Martin Luther, Bösewicht?

„Sie hörten ihm aber zu bis zu diesem Wort und erhoben ihre Stimme und sagten: Weg von der Erde mit einem solchen, denn es darf nicht sein, daß er lebt.“
Apostelgeschichte 22, 22.

„Pastor, heuer ist Lutherjahr. Dabei war Luther ein übler Antisemit und ein Vorläufer von Hitler. Fast genauso schlimm.“

Solche Aussagen verkürzen den Blick auf Luther doch sehr.
Denn sein Hauptanliegen war bekanntlich nicht die Ausrottung der Juden—davon war bei ihm nie die Rede—sondern die Erlangung des Heils in Christus und die Erneuerung der Kirche.
Luther hat mit Hitler nichts zu tun.
Der eine übersetzte die Bibel auf Deutsch und predigte den rettenden Glauben an das Erlösungswerk Jesu Christi.
Der andere schrieb „Mein Kampf“ und gerierte sich selber als völkischer Messias, an den das deutsche Volk zu glauben habe.
Der eine führte Millionen von Menschen in eine lebendige Beziehung mit Gott.
Der andere ermordete Millionen von Menschen und legte Europa in Schutt und Asche.
Der eine diente dem Leben, der andere dem Tod.
Die beiden könnten nicht unterschiedlicher sein.
Wenn man unbedingt eine Beziehung zwischen den beiden herbeifaseln will, dann gilt: Luther ist der Anti-Hitler, Hitler der Anti-Luther—auch wenn Hitler einst selbstgefällig feststellte, dass die Deutschen nur einem einzigen anderen so zu gejubelt hätten wie ihm: Luther.
Scheinbar war die Deutschen 1517 völlig anders drauf als 1933.
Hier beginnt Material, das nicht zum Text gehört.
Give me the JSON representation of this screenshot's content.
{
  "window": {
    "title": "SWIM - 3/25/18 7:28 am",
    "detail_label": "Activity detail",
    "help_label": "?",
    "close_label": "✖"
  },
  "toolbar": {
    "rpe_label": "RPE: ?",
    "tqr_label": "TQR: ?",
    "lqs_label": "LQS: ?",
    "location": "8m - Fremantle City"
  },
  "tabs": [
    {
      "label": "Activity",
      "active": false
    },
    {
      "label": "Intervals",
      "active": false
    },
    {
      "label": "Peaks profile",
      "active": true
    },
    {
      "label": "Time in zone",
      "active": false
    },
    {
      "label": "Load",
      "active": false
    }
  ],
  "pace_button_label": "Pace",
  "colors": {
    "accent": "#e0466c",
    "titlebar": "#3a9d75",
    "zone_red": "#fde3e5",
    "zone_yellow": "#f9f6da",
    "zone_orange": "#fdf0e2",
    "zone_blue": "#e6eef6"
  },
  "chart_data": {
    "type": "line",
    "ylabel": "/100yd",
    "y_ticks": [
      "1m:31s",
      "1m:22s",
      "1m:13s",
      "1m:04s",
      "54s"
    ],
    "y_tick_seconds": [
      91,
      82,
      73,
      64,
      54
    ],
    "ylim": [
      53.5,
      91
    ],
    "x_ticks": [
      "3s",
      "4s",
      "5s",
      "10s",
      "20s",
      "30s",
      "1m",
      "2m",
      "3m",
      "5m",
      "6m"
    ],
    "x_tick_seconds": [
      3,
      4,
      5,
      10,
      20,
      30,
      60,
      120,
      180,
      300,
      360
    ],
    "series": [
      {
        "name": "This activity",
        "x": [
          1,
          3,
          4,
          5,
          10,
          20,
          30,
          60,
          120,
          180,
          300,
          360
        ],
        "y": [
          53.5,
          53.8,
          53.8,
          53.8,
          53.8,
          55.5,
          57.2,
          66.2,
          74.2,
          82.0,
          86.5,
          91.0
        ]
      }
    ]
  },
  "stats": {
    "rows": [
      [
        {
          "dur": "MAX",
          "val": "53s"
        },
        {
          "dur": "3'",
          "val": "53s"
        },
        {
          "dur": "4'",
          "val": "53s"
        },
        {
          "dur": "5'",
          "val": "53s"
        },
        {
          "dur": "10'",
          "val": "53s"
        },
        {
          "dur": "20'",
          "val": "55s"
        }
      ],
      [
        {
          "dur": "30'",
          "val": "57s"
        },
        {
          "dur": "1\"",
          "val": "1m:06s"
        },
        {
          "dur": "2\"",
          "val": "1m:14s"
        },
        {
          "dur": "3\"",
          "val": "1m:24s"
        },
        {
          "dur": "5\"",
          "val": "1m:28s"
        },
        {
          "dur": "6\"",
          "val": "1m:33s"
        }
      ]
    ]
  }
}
Als John Wesley einst in London die Vorrede Luthers zum Römerbrief hörte, wurde ihm seltsam warm ums Herz und er brach zum lebendigen Glauben durch. Predigend und lehrend durchzog er darauf hin England, verhinderte so eine Revolution wie die französische, und gründete die Methodistenkirche.
Ohne Luther keine Methodisten.

Luther nahm bekanntlich kein Blatt vor den Mund. Political Correctness sucht man bei ihm (glücklicherweise) vergebens. Und es ist richtig, dass er über die Juden zum Schluss ziemlich unschöne Dinge gesagt hat, Dinge, die fast so derb waren wie die, die er über das „keiserliche Bapstum“ und „Mahomet, Türcken und Saracener“ abgelassen hat.
Beide, Türck und Bapst, waren für ihn beierbeiter des Teuffels vnd des endechrist.
Noch sein letztes Buch hieß „Wider das Papsttum, vom Teufel gestiftet.“
Er geißelte das überhebliche Verhalten der Fürsten in seiner Schrift „Ermahnung zum Frieden“ und wetterte „Wider die Mordischen und Reubischen Rotten der Bawren“, als diese in den Bauernkriegen Gräueltaten verübten.
Dr. Martin mag ein derber Typ gewesen sein, er war ein Kind seiner Zeit. Er eckte bei allen an und machte es keinem leicht.
Ein Nazi war er keiner.
Wer so etwas vorbringt, verstellt den Blick auf das eigentliche Werk des Reformators. Und das kann sich sehen lassen.

Und noch etwas:
Der Kaiser belegte Luther mit der Acht, der Papst mit dem Bann. Der Mann war vogelfrei. Jeder, der wollte, hätte ihn töten können, ohne deswegen wegen Mordes verurteilt zu werden. Dennoch entfaltete Luther ein gewaltiges Potenzial. Niemand konnte ihn einhegen. Er revolutionierte die Kirche und die Welt.
Denn es stimmt schon:

„Der Herr ist mein Helfer, ich will mich nicht fürchten. Was soll mir ein Mensch tun?“ (Hebräer 13, 6).